Quince minutos después, el descarado artista, sorprendentemente cómodo e integrado en la escena, saca una de sus mejores armas (de esas de las que el jurado, público y compañeros de profesión tanto habían oído hablar) para regalar un gol que pone el colofón a una noche que ya no podrá olvidar. Lo ha conseguido. Ha logrado ejecutar uno de sus números favoritos en el mejor momento posible. Uno de esos que le pueden catapultar hacia la final, hacia su línea de meta, hacia este sitio donde solamente llega quien consigue mezclar a la perfección el potaje formado por el talento, el trabajo y la adaptación al contexto. Tras su puesta en escena, no hay ninguna duda: Riqui Puig se convierte en el máximo favorito para ganar esta edición del FC Barcelona Got Talent.

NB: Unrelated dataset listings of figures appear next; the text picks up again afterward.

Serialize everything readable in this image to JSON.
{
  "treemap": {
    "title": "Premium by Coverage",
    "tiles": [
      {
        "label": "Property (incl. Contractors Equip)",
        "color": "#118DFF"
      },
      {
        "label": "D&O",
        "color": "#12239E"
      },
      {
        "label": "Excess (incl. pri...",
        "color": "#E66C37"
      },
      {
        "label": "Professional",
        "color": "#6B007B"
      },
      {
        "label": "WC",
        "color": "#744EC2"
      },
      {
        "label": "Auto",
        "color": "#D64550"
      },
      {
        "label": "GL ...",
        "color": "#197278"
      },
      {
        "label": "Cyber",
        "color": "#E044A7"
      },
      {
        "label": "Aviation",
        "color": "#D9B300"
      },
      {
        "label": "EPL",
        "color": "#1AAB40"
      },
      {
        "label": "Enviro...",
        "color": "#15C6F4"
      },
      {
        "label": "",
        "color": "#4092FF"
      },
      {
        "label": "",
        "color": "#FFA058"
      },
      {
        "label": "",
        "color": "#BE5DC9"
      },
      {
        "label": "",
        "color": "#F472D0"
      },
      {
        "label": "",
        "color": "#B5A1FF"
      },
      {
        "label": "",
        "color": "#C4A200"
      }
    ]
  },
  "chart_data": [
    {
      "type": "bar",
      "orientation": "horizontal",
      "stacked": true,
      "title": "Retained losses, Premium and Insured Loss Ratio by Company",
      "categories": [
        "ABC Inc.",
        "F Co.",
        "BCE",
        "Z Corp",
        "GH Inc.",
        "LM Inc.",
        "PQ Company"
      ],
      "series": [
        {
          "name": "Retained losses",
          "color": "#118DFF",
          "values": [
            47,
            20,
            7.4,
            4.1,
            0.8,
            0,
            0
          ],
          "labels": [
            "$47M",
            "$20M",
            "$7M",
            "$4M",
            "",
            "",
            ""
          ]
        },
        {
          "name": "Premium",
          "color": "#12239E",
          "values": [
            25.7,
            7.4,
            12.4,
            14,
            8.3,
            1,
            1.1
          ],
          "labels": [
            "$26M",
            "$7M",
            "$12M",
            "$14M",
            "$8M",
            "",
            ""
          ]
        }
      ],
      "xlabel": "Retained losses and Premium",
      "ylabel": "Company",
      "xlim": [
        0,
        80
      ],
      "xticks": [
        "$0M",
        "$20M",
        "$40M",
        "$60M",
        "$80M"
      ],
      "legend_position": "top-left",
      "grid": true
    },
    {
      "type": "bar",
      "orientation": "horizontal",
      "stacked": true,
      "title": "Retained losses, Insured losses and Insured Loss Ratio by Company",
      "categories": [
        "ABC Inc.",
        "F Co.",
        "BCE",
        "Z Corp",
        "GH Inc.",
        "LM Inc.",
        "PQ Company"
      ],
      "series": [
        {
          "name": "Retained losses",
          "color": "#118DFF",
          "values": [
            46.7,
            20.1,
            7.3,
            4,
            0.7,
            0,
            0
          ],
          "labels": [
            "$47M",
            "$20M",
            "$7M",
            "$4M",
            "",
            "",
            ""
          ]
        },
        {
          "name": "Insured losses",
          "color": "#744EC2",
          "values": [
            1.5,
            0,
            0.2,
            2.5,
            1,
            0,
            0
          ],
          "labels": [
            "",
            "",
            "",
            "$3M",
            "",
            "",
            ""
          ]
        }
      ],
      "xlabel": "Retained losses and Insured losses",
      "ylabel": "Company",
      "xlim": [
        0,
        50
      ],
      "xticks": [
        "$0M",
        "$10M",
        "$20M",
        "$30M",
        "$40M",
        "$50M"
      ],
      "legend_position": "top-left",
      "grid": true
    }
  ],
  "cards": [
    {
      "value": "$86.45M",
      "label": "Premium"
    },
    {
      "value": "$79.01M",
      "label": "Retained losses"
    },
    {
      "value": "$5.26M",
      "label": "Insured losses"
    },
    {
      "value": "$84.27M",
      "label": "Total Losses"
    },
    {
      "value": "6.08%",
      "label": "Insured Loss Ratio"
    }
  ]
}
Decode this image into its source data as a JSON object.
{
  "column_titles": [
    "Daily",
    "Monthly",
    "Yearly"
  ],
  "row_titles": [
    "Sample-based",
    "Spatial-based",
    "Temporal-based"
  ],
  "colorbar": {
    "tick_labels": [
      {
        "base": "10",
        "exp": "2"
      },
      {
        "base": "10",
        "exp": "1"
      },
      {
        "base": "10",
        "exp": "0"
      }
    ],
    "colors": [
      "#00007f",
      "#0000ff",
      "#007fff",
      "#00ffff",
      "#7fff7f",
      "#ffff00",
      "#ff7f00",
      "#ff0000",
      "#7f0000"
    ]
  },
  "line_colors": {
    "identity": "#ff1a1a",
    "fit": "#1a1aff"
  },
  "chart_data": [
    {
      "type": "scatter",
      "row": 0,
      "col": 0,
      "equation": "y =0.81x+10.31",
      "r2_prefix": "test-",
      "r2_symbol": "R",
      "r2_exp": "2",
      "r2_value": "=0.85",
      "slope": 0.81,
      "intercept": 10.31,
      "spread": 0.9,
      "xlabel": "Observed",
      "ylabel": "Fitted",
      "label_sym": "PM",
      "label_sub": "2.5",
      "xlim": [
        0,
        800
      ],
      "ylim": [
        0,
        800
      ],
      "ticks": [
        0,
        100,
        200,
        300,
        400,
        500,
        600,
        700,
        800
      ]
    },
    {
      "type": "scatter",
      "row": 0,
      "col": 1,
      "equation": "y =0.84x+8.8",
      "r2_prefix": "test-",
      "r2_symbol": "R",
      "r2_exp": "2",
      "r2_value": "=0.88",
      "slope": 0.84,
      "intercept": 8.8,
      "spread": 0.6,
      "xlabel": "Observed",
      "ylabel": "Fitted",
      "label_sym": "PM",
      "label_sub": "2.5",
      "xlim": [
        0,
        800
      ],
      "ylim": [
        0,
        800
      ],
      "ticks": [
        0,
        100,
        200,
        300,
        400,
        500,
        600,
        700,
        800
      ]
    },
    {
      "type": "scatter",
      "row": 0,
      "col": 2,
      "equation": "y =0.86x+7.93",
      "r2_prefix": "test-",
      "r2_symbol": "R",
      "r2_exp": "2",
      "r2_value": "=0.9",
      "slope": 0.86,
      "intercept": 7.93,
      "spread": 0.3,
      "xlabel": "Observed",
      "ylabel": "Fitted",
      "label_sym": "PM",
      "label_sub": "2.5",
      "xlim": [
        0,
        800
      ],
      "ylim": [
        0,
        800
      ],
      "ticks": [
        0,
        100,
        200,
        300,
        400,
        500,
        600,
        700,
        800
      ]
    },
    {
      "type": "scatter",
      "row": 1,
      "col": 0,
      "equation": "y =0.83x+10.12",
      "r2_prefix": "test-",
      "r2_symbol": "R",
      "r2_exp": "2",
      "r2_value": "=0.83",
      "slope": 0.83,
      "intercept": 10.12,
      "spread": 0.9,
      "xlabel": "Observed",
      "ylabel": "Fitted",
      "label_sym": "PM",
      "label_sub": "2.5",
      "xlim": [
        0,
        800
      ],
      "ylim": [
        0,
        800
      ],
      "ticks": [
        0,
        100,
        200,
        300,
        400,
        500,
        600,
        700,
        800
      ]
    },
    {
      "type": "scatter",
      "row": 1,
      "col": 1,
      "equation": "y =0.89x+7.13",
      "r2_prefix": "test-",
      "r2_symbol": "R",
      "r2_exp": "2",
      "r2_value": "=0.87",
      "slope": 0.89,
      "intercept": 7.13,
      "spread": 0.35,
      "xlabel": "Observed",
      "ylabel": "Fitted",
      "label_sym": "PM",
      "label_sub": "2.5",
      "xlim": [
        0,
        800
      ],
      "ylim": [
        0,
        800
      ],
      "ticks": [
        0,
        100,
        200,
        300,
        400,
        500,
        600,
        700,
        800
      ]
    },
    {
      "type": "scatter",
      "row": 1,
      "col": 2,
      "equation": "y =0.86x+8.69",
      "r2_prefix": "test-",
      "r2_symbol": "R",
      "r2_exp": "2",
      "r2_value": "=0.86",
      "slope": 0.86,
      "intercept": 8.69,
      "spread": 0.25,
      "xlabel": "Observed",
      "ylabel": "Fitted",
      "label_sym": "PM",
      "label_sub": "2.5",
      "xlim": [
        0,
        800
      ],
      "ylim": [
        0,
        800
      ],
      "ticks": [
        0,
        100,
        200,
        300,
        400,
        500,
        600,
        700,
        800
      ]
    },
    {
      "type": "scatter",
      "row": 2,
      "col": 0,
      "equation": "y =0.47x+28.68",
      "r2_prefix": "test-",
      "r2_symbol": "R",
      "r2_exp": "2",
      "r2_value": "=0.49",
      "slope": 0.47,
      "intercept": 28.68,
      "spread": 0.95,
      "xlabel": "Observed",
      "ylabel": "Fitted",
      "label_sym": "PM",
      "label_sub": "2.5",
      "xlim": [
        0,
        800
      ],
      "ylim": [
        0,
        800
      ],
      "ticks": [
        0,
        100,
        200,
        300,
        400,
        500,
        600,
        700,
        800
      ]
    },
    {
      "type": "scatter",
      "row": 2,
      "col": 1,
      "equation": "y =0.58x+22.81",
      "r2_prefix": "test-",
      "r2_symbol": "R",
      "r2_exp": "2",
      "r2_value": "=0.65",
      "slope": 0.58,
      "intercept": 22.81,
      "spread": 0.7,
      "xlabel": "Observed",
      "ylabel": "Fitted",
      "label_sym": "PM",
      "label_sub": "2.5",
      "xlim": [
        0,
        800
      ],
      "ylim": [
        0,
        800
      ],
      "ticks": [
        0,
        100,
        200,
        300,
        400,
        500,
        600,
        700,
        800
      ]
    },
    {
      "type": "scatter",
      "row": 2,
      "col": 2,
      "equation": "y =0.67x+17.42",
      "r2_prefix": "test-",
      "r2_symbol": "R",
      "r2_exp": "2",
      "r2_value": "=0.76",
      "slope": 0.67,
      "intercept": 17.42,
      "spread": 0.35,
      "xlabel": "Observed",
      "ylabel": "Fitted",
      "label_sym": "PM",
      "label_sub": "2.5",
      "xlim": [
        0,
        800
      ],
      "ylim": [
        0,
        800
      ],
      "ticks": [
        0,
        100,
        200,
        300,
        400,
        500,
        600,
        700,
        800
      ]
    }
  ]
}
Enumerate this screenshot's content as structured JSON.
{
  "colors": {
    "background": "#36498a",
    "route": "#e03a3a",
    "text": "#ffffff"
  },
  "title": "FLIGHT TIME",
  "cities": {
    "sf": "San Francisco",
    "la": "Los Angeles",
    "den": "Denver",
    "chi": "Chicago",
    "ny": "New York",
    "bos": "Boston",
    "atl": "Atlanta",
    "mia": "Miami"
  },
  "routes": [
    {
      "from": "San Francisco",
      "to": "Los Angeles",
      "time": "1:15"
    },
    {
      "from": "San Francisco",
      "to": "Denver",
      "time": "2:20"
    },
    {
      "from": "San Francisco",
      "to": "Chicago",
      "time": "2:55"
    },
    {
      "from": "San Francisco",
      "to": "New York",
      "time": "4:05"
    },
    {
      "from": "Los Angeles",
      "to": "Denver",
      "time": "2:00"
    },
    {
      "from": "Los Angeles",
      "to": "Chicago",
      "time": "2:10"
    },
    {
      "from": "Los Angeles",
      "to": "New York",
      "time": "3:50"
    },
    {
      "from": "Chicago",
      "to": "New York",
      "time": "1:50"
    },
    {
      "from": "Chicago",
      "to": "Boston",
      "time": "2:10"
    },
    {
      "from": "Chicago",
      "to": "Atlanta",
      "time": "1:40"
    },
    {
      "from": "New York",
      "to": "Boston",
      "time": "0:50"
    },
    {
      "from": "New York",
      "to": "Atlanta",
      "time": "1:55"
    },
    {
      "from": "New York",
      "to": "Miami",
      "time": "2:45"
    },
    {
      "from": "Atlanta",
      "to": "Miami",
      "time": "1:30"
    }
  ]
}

Entendiendo que uno pueda sentir decepción al comprobar que los dos párrafos anteriores es todo de lo que disponemos para explicar la relación entre el pequeño genio de Matadepera y el primer equipo, opino que la gestión que el cuerpo técnico ha hecho con el joven talento anterior a Riqui Puig da motivos para el optimismo. La introducción y gestión de minutos de Carles Aleñá a lo largo de esta temporada termina con un balance altamente favorable para el canterano, como él mismo ha reconocido. Un análisis en primera persona que nos debería servir para frenar (yo el primero) el ímpetu con el que muchas veces reclamamos una presencia continuada y sin frenos de talento de La Masia en las alineaciones del primer equipo. Cambiar este ímpetu por perspectiva es siempre un ejercicio interesante y nos sirve para ver que Aleñá empezó la temporada bajando al filial para recuperarse de una lesión y la va acabar entrando al campo en partidos como un Barça-Atlético que vale un título de Liga. El balance, si tenemos en mente los beneficios que nos puede dar a largo plazo esta forma de hacer las cosas, es indudablemente positivo.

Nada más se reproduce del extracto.